Let’s commit to save a living national treasure from starvation

Orca.Baby.MotherWhoop whoop! It’s a headline we’ve all been hoping for: New calf spotted among Puget Sound’s critically endangered killer whales. Along with the story is the photo of our unexpected newborn. It’s surfacing, swimming through the waves and bouncing with life.

This newsbreak is a bright spot in a series of heartbreaking dispatches chronicling the heartbreaking struggle of the Southern Resident orca. The news story peaked last summer and fall with the death of two whales, a newborn calf among them. It marked a critical loss to an endangered group that was once 200 strong. Now, if this calf survives, there will be just 75 left.

Why? These killer whales are trapped at the deadly intersection of pollution, noisy boat traffic and—most importantly—lack of food. The once robust spring Chinook salmon runs from the Columbia River basin, on which these orca thrive, are also critically endangered.

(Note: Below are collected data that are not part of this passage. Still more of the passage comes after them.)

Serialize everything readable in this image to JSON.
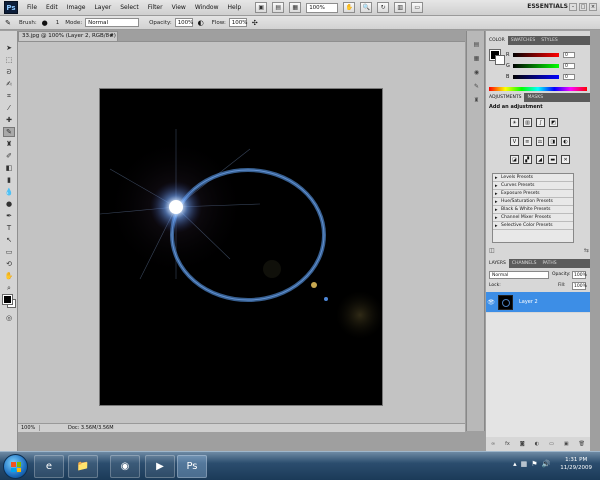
{
  "app": {
    "logo": "Ps",
    "workspace": "ESSENTIALS",
    "zoom": "100%"
  },
  "menu": [
    "File",
    "Edit",
    "Image",
    "Layer",
    "Select",
    "Filter",
    "View",
    "Window",
    "Help"
  ],
  "options": {
    "brush_label": "Brush:",
    "brush_size": "1",
    "mode_label": "Mode:",
    "mode_value": "Normal",
    "opacity_label": "Opacity:",
    "opacity_value": "100%",
    "flow_label": "Flow:",
    "flow_value": "100%"
  },
  "document": {
    "tab_title": "33.jpg @ 100% (Layer 2, RGB/8#)",
    "close": "×"
  },
  "status": {
    "zoom": "100%",
    "doc": "Doc: 3.56M/3.56M"
  },
  "panels": {
    "color_tabs": [
      "COLOR",
      "SWATCHES",
      "STYLES"
    ],
    "color": {
      "r_label": "R",
      "g_label": "G",
      "b_label": "B",
      "r": "0",
      "g": "0",
      "b": "0"
    },
    "adjust_tabs": [
      "ADJUSTMENTS",
      "MASKS"
    ],
    "adjust_title": "Add an adjustment",
    "presets": [
      "Levels Presets",
      "Curves Presets",
      "Exposure Presets",
      "Hue/Saturation Presets",
      "Black & White Presets",
      "Channel Mixer Presets",
      "Selective Color Presets"
    ],
    "layers_tabs": [
      "LAYERS",
      "CHANNELS",
      "PATHS"
    ],
    "blend_mode": "Normal",
    "opacity_label": "Opacity:",
    "opacity": "100%",
    "lock_label": "Lock:",
    "fill_label": "Fill:",
    "fill": "100%",
    "layer_name": "Layer 2"
  },
  "taskbar": {
    "time": "1:31 PM",
    "date": "11/29/2009",
    "apps": [
      "internet-explorer",
      "windows-explorer",
      "firefox",
      "media-player",
      "photoshop"
    ]
  },
  "colors": {
    "selection": "#3d8ee6",
    "flare": "#5c9ee0"
  }
}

Last August, we bore witness to an unprecedented event. Having lost her newborn, a clearly mourning mother orca—J-35, aka Tahlequah—carried her lifeless calf in a watery “tour of grief” through the Salish Sea for 17 days. We followed her journey as helpless observers, transfixed and stunned, all told, for a distance of more than 1000 miles.

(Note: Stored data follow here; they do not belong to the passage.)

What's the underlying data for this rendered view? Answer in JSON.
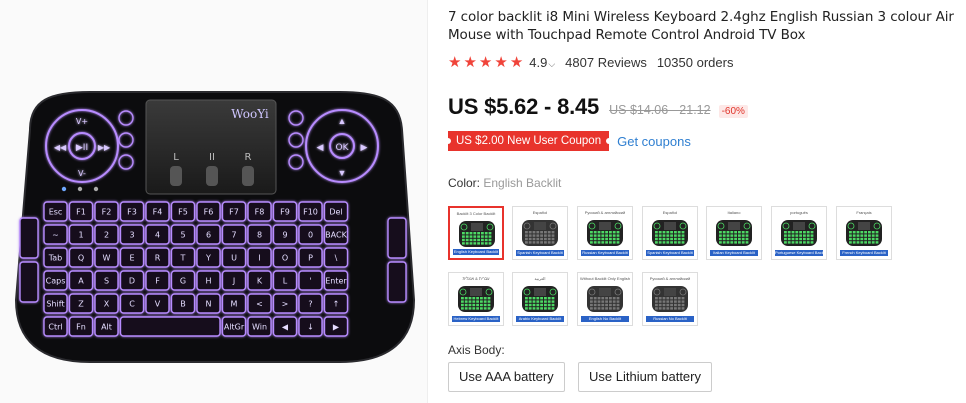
{
  "product": {
    "title": "7 color backlit i8 Mini Wireless Keyboard 2.4ghz English Russian 3 colour Air Mouse with Touchpad Remote Control Android TV Box",
    "rating": "4.9",
    "reviews": "4807 Reviews",
    "orders": "10350 orders",
    "star_count": 5,
    "price": "US $5.62 - 8.45",
    "price_original": "US $14.06 - 21.12",
    "discount": "-60%"
  },
  "coupon": {
    "label": "US $2.00 New User Coupon",
    "link": "Get coupons"
  },
  "color": {
    "label": "Color:",
    "selected": "English Backlit",
    "swatches": [
      {
        "caption": "Backlit 3 Color Backlit",
        "footer": "English Keyboard Backlit",
        "led": "green",
        "body": "#222"
      },
      {
        "caption": "Español",
        "footer": "Spanish Keyboard Backlit",
        "led": "none",
        "body": "#333"
      },
      {
        "caption": "Русский & английский",
        "footer": "Russian Keyboard Backlit",
        "led": "green",
        "body": "#222"
      },
      {
        "caption": "Español",
        "footer": "Spanish Keyboard Backlit",
        "led": "green",
        "body": "#222"
      },
      {
        "caption": "Italiano",
        "footer": "Italian Keyboard Backlit",
        "led": "green",
        "body": "#222"
      },
      {
        "caption": "português",
        "footer": "Portuguese Keyboard Backlit",
        "led": "green",
        "body": "#222"
      },
      {
        "caption": "Français",
        "footer": "French Keyboard Backlit",
        "led": "green",
        "body": "#222"
      },
      {
        "caption": "עברית & אנגלית",
        "footer": "Hebrew Keyboard Backlit",
        "led": "green",
        "body": "#222"
      },
      {
        "caption": "العربية",
        "footer": "Arabic Keyboard Backlit",
        "led": "green",
        "body": "#222"
      },
      {
        "caption": "Without Backlit Only English",
        "footer": "English No Backlit",
        "led": "none",
        "body": "#333"
      },
      {
        "caption": "Русский & английский",
        "footer": "Russian No Backlit",
        "led": "none",
        "body": "#333"
      }
    ]
  },
  "axis_body": {
    "label": "Axis Body:",
    "options": [
      "Use AAA battery",
      "Use Lithium battery"
    ]
  },
  "image": {
    "brand": "WooYi",
    "touchpad_buttons": [
      "L",
      "II",
      "R"
    ],
    "dpad_center": "OK"
  },
  "colors": {
    "accent_red": "#e8332c",
    "link_blue": "#2f7fd1",
    "key_glow": "#b88cff",
    "swatch_glow": "#4cd964"
  }
}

The scale of this tragedy didn’t escape The New York Times end-of-year recap, “The Lives They Lived.” Among the world’s notable thinkers, artists, writers, etc. who passed in 2018, we learned of the very short life of a nameless, newborn female orca.

The essay poignantly captured the miracle of a marine mammal’s birth in exacting detail: a tiny whale, whooshing its way into a watery world, tail first, pushing to the surface, to the sky, for air. The female calf brought with it great hope for a population rebound, which would only deepened our collective sense of loss when it quickly lost its fight for life.

Yet perhaps the most important point this essay captured is the meaning these creatures hold for us. They are the iconic wildlife of our Northwest coastal communities, but they represent more than a local or regional interest. They are a living national treasure. And their possible extinction, in tandem with the food they need to survive, puts the fragility of our planet, and our existence on it, into finer focus.

Now, with this new baby orca in our waters, we urgently need to put our heads together. Because to thrive, both mother and baby need nourishment. They need to eat! The solution to more food, while complicated, is possible. However it must be prioritized, for this new calf arrives against a drumbeat of bad news for the Southern Residents. Tahlequah is not expected to survive to summer, along with another podmate.

From the mountains, to the rivers to Puget Sound and the Salish Sea, we too, like this newborn orca, depend on a healthy ecosystem. We are interconnected. So let’s connect the dots. We can no longer just bear witness. We must pay attention and take action. This baby whale, which offers us hope, demands we do more. It’s hungry.